- Yoga is a 2,000-year-old discipline originally devised not as an exercise technique, but solely for Hindu religious purposes.
- Yoga means “yoke” or “union” with the Hindu concept of god. The goal of Yoga is to aid the practitioner in becoming one with the impersonal, monistic-pantheistic god of Hinduism (all is one and all is god). This Hindu worldview is antithetical to biblical Christianity.
- In one school of Yoga, the practitioner seeks to awaken the Kundalini, the spiritual serpent of light that lies coiled at the base of the spine, so that it might travel up the body’s chakras to ultimately bring the practitioner to enlightenment. This is not exercise, this is occultism.
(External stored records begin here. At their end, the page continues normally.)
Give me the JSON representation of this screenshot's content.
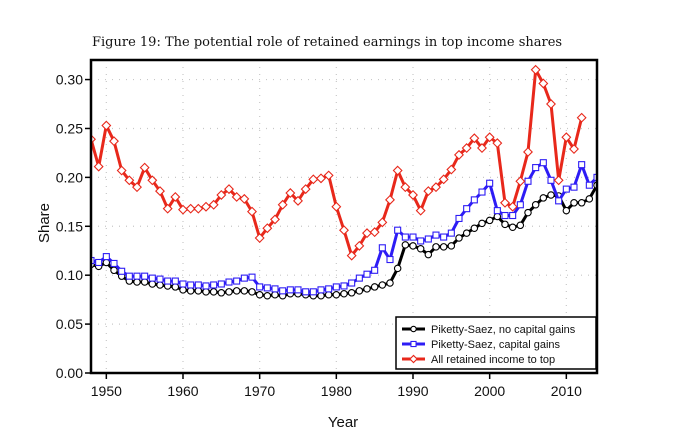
{
  "figure": {
    "caption": "Figure 19: The potential role of retained earnings in top income shares"
  },
  "chart_data": {
    "type": "line",
    "xlabel": "Year",
    "ylabel": "Share",
    "xlim": [
      1948,
      2014
    ],
    "ylim": [
      0.0,
      0.32
    ],
    "x_ticks": [
      1950,
      1960,
      1970,
      1980,
      1990,
      2000,
      2010
    ],
    "x_tick_labels": [
      "1950",
      "1960",
      "1970",
      "1980",
      "1990",
      "2000",
      "2010"
    ],
    "y_ticks": [
      0.0,
      0.05,
      0.1,
      0.15,
      0.2,
      0.25,
      0.3
    ],
    "y_tick_labels": [
      "0.00",
      "0.05",
      "0.10",
      "0.15",
      "0.20",
      "0.25",
      "0.30"
    ],
    "grid": true,
    "legend_position": "bottom-right",
    "series": [
      {
        "name": "Piketty-Saez, no capital gains",
        "color": "#000000",
        "marker": "circle",
        "x": [
          1948,
          1949,
          1950,
          1951,
          1952,
          1953,
          1954,
          1955,
          1956,
          1957,
          1958,
          1959,
          1960,
          1961,
          1962,
          1963,
          1964,
          1965,
          1966,
          1967,
          1968,
          1969,
          1970,
          1971,
          1972,
          1973,
          1974,
          1975,
          1976,
          1977,
          1978,
          1979,
          1980,
          1981,
          1982,
          1983,
          1984,
          1985,
          1986,
          1987,
          1988,
          1989,
          1990,
          1991,
          1992,
          1993,
          1994,
          1995,
          1996,
          1997,
          1998,
          1999,
          2000,
          2001,
          2002,
          2003,
          2004,
          2005,
          2006,
          2007,
          2008,
          2009,
          2010,
          2011,
          2012,
          2013,
          2014
        ],
        "y": [
          0.111,
          0.109,
          0.113,
          0.105,
          0.099,
          0.094,
          0.093,
          0.093,
          0.091,
          0.09,
          0.089,
          0.088,
          0.085,
          0.084,
          0.084,
          0.083,
          0.083,
          0.082,
          0.083,
          0.084,
          0.084,
          0.083,
          0.08,
          0.079,
          0.08,
          0.079,
          0.081,
          0.081,
          0.08,
          0.079,
          0.079,
          0.08,
          0.08,
          0.081,
          0.082,
          0.084,
          0.086,
          0.088,
          0.09,
          0.092,
          0.107,
          0.131,
          0.13,
          0.127,
          0.121,
          0.129,
          0.129,
          0.13,
          0.138,
          0.143,
          0.148,
          0.153,
          0.156,
          0.16,
          0.152,
          0.149,
          0.151,
          0.164,
          0.172,
          0.179,
          0.182,
          0.181,
          0.166,
          0.174,
          0.174,
          0.178,
          0.192
        ]
      },
      {
        "name": "Piketty-Saez, capital gains",
        "color": "#2d1cf5",
        "marker": "square",
        "x": [
          1948,
          1949,
          1950,
          1951,
          1952,
          1953,
          1954,
          1955,
          1956,
          1957,
          1958,
          1959,
          1960,
          1961,
          1962,
          1963,
          1964,
          1965,
          1966,
          1967,
          1968,
          1969,
          1970,
          1971,
          1972,
          1973,
          1974,
          1975,
          1976,
          1977,
          1978,
          1979,
          1980,
          1981,
          1982,
          1983,
          1984,
          1985,
          1986,
          1987,
          1988,
          1989,
          1990,
          1991,
          1992,
          1993,
          1994,
          1995,
          1996,
          1997,
          1998,
          1999,
          2000,
          2001,
          2002,
          2003,
          2004,
          2005,
          2006,
          2007,
          2008,
          2009,
          2010,
          2011,
          2012,
          2013,
          2014
        ],
        "y": [
          0.115,
          0.113,
          0.119,
          0.112,
          0.104,
          0.099,
          0.099,
          0.099,
          0.097,
          0.096,
          0.094,
          0.094,
          0.091,
          0.09,
          0.09,
          0.089,
          0.09,
          0.091,
          0.093,
          0.094,
          0.097,
          0.098,
          0.088,
          0.087,
          0.086,
          0.084,
          0.085,
          0.085,
          0.083,
          0.083,
          0.085,
          0.086,
          0.088,
          0.089,
          0.092,
          0.097,
          0.101,
          0.105,
          0.128,
          0.116,
          0.146,
          0.139,
          0.139,
          0.135,
          0.137,
          0.141,
          0.139,
          0.143,
          0.158,
          0.168,
          0.177,
          0.185,
          0.194,
          0.166,
          0.161,
          0.161,
          0.172,
          0.196,
          0.21,
          0.215,
          0.197,
          0.176,
          0.188,
          0.19,
          0.213,
          0.192,
          0.2
        ]
      },
      {
        "name": "All retained income to top",
        "color": "#e8281b",
        "marker": "diamond",
        "x": [
          1948,
          1949,
          1950,
          1951,
          1952,
          1953,
          1954,
          1955,
          1956,
          1957,
          1958,
          1959,
          1960,
          1961,
          1962,
          1963,
          1964,
          1965,
          1966,
          1967,
          1968,
          1969,
          1970,
          1971,
          1972,
          1973,
          1974,
          1975,
          1976,
          1977,
          1978,
          1979,
          1980,
          1981,
          1982,
          1983,
          1984,
          1985,
          1986,
          1987,
          1988,
          1989,
          1990,
          1991,
          1992,
          1993,
          1994,
          1995,
          1996,
          1997,
          1998,
          1999,
          2000,
          2001,
          2002,
          2003,
          2004,
          2005,
          2006,
          2007,
          2008,
          2009,
          2010,
          2011,
          2012
        ],
        "y": [
          0.239,
          0.211,
          0.253,
          0.237,
          0.207,
          0.197,
          0.19,
          0.21,
          0.197,
          0.186,
          0.168,
          0.18,
          0.167,
          0.168,
          0.168,
          0.17,
          0.172,
          0.182,
          0.188,
          0.18,
          0.178,
          0.165,
          0.138,
          0.148,
          0.157,
          0.172,
          0.184,
          0.176,
          0.188,
          0.198,
          0.199,
          0.202,
          0.17,
          0.146,
          0.12,
          0.13,
          0.143,
          0.144,
          0.154,
          0.177,
          0.207,
          0.19,
          0.182,
          0.166,
          0.186,
          0.19,
          0.198,
          0.208,
          0.223,
          0.23,
          0.24,
          0.23,
          0.241,
          0.235,
          0.174,
          0.17,
          0.196,
          0.226,
          0.31,
          0.296,
          0.275,
          0.197,
          0.241,
          0.229,
          0.261
        ]
      }
    ]
  }
}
- The fact that Yoga has exercise benefits is irrelevant to the question of whether or not a Christian should practice Yoga. There are countless pagan religious activities that have exercise benefits (ex. Shamanistic spirit dances, Islam’s circumambulation of the Kaaba, etc.), but as Christians we do not engage in them because we understand their unbiblical nature.
- As Christians we are called to honor God with our bodies (1 Corinthians 6:19-20) and to be salt and light to the world (Matthew 5:13-16). These admonitions do not cease to be relevant when we enter the doors of our local gym to burn some calories.
- There are many forms of exercise, including stretching, that have nothing to do with pagan, occult practices like Yoga. Christians would be wise to consider such alternatives.